1. Field of the Invention
This invention relates to a diagonal propagation, digital multiplier of a type intended for multiplying a first factor (x(n)) by a second factor (M), with either factor being expressed by a binary number.
The field of application of the invention is related, in particular but not solely, to digital FIR (Finite Impulse Response) filters and reference will be made, throughout this description, to that field of application for convenience of illustration.
2. Discussion of the Related Art
As is known, digital filters are devices designed to convert a sampled signal x(n) being input thereto into another sampled signal y(n) having predetermined frequency response characteristics. A sampled signal is, of course, a digital signal encoded as a binary number of N digits or bits on which the filter accuracy or resolution is dependent.

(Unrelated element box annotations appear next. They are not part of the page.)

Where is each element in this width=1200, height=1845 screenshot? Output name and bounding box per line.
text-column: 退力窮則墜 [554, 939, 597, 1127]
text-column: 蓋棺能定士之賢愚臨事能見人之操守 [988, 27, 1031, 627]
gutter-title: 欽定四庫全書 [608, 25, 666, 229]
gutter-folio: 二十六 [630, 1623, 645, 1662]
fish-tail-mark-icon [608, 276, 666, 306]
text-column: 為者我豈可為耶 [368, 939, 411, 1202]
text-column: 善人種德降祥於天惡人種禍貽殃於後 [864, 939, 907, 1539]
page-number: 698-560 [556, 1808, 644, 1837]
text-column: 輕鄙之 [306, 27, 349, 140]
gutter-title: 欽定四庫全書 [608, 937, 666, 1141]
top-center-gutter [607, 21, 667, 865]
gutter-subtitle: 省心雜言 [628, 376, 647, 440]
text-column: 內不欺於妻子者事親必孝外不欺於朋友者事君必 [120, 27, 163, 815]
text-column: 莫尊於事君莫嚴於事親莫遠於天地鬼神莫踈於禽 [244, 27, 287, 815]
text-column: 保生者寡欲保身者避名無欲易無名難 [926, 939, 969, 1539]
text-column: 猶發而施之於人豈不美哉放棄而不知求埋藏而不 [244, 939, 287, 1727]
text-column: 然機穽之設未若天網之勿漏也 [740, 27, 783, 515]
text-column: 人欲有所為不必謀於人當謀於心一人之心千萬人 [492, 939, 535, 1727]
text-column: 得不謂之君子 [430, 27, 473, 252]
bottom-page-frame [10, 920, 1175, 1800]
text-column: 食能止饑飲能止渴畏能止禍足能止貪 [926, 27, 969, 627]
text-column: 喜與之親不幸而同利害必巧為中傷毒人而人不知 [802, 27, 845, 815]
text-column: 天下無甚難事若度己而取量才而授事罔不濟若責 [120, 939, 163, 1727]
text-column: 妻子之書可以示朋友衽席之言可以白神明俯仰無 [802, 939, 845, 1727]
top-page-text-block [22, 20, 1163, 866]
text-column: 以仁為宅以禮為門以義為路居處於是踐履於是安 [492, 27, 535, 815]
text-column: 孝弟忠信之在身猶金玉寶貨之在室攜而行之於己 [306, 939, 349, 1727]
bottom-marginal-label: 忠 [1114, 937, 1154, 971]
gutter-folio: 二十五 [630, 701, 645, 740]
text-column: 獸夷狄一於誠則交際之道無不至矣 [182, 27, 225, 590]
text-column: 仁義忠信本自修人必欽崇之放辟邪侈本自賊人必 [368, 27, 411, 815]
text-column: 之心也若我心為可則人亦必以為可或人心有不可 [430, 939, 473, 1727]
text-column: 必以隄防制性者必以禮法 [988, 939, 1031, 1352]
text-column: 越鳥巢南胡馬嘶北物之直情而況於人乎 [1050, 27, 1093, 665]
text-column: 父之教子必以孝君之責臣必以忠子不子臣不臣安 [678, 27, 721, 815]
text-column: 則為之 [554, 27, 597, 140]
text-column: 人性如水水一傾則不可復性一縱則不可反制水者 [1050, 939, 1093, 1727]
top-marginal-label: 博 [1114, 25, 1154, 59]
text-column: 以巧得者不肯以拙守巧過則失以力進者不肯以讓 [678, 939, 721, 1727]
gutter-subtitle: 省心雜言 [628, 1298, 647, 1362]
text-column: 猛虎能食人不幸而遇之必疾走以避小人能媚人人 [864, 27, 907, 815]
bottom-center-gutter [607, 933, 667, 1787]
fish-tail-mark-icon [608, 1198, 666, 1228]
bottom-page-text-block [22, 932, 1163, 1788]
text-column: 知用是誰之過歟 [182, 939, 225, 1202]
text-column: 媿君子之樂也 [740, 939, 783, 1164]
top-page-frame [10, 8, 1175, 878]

The prior art teaches filters in integrated circuit form that comprise digital multipliers and adders arranged so as to produce, for each input, an output y(n) given by the sum of the present and past input samples each multiplied by a respective coefficient d(i), to be obtained from the filter pulse response.
For example, a typical filter of conventional construction uses a chain of N-1 adders, each provided with first and second inputs, and an output. The output of each one adder is connected to the first input of the next, through a delay block (T), and the second input of each adder is connected to the output of a corresponding digital multiplier (X). The various coefficients d(i) of response to the filter pulse are associated directly with the multipliers (X).
According to the prior art, the multipliers have been embodied by circuit structures which are quite complex and slow during processing.
Structures of that kind are described, for instance, in Joseph Cavanagh, "Digital Computer Arithmetics", McGraw-Hill, pages 137-235.
The slow speed of prior art multipliers imposes a serious limitation on the implementation of fast digital filters; in fact, the most widely used commercial designs can only perform satisfactorily when operated at a low frequency.
Another limitation of current designs results from the extreme difficulty of implementing so-called adaptive filters, i.e. filters for which the value of one of the multiplicative factors, such as that of the filter coefficients d(i), for example, can be readily changed.